PM’s relief fund may extend to Nepal

According to rules of the fund and tax exemption granted to donors, the fund can be used to provide relief only to citizens of India

May 03, 2015 04:29 am | Updated November 16, 2021 05:07 pm IST - NEW DELHI:

Faced with a flood of enquiries and donations from Indians wishing to help the earthquake-affected people in Nepal, the government is working on a mechanism to extend the Prime Minister’s National Relief Fund to Nepalese citizens as well.

A team of senior officials, including National Security Adviser Ajit Doval and Foreign Secretary S. Jaishankar who visited Kathmandu on Friday, met on Saturday to review the relief operations and to decide on this matter, sources told The Hindu .

The meeting of the Crisis Management Committee, chaired by the Cabinet Secretary, discussed the ongoing relief operations in Nepal launched by the Indian government. The government will now move from sending supplies by air to using the land route, and is discussing how to change the rules of the PMNRF to help more Nepali citizens.

According to the rules of the Prime Minister’s National Relief Fund and the tax exemption granted to donors, the fund can be used to provide relief only to the citizens of India.

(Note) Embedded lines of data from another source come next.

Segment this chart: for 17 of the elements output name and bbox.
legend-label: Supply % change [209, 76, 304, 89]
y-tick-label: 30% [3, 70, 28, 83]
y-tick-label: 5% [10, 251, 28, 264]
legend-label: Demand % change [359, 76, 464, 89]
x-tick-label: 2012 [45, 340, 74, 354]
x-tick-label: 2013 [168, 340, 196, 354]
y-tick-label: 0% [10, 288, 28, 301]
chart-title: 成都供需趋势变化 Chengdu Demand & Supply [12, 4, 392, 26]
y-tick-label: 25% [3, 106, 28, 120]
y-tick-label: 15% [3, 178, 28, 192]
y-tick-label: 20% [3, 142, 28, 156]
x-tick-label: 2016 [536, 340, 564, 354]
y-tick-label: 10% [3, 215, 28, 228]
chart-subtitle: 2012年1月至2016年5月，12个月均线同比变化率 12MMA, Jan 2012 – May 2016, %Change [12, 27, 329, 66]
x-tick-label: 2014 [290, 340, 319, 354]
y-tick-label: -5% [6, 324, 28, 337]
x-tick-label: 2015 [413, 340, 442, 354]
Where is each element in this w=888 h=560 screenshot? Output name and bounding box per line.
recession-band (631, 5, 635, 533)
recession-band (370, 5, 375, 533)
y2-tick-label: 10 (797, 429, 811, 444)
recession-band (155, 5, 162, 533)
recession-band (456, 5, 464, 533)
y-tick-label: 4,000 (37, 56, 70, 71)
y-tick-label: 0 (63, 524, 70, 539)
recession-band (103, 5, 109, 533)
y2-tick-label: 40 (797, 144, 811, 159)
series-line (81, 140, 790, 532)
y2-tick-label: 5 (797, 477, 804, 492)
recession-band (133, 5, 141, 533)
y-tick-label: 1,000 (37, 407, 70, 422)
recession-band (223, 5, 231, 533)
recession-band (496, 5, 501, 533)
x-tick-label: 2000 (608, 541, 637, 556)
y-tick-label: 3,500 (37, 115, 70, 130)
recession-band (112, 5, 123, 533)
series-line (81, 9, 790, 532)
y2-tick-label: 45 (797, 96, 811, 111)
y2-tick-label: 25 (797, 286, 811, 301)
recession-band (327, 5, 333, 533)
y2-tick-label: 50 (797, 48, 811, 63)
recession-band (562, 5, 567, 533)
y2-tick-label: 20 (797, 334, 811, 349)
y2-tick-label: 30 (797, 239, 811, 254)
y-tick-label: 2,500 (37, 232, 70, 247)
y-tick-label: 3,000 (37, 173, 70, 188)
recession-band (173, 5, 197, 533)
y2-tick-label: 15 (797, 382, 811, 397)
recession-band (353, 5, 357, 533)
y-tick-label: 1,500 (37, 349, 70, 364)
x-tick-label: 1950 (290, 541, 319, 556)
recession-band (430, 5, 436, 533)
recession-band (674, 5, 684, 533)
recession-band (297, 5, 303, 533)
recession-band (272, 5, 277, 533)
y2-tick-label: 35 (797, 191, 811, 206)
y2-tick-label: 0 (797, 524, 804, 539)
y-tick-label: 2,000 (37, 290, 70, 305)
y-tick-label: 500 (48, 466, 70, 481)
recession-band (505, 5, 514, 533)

The PMNRF website (pmnrf.gov.in) says “contributions wherein the donor mentions that the amount is meant for the foreign citizens/calamities abroad, are not accepted in the fund.” Official sources told The Hindu that this has hampered the government’s plans to use the fund to help in the reconstruction and rehabilitation work in Nepal.

The confusion deepened when Prime Minister Narendra Modi announced on April 27 that he would donate one-month salary “for assistance to those affected by the recent earthquake”.

The Prime Minister’s decision spurred hundreds of Indians to follow suit, including Members of Parliament who too donated a month’s salary to the fund. Shiv Sena leader Aditya Thackeray tweeted, “All Shiv Sena MPs will give their 1 month's salary to the Prime Minister's relief fund for the Nepal earthquake relief.”

As the rules stand now, however, the PMNRF money can only be used for the earthquake victims in India, where more than 50 were killed, or for affected Indian citizens in Nepal, where at least 70 were killed.

If the government agrees, Mr. Modi could use his discretionary powers to extend the fund for Nepali citizens, given that the India-Nepal Friendship Treaty (1950) accords them “national treatment,” and they are treated on a par with Indian citizens with regard to property and commercial rights.

Contributions to the PMNRF would only be a small part of the massive total package of assistance that the government is providing to Nepal, and intends to provide for the reconstruction process. Even so, the change in rules would allow thousands of Indians to contribute to the work India is doing in Nepal.

According to officials, the Indian rescue teams will soon start clearing the rubble and rebuilding damaged houses. An estimated 6,00,000 homes in Nepal were destroyed in the quake that measured 7.9 on the Richter scale.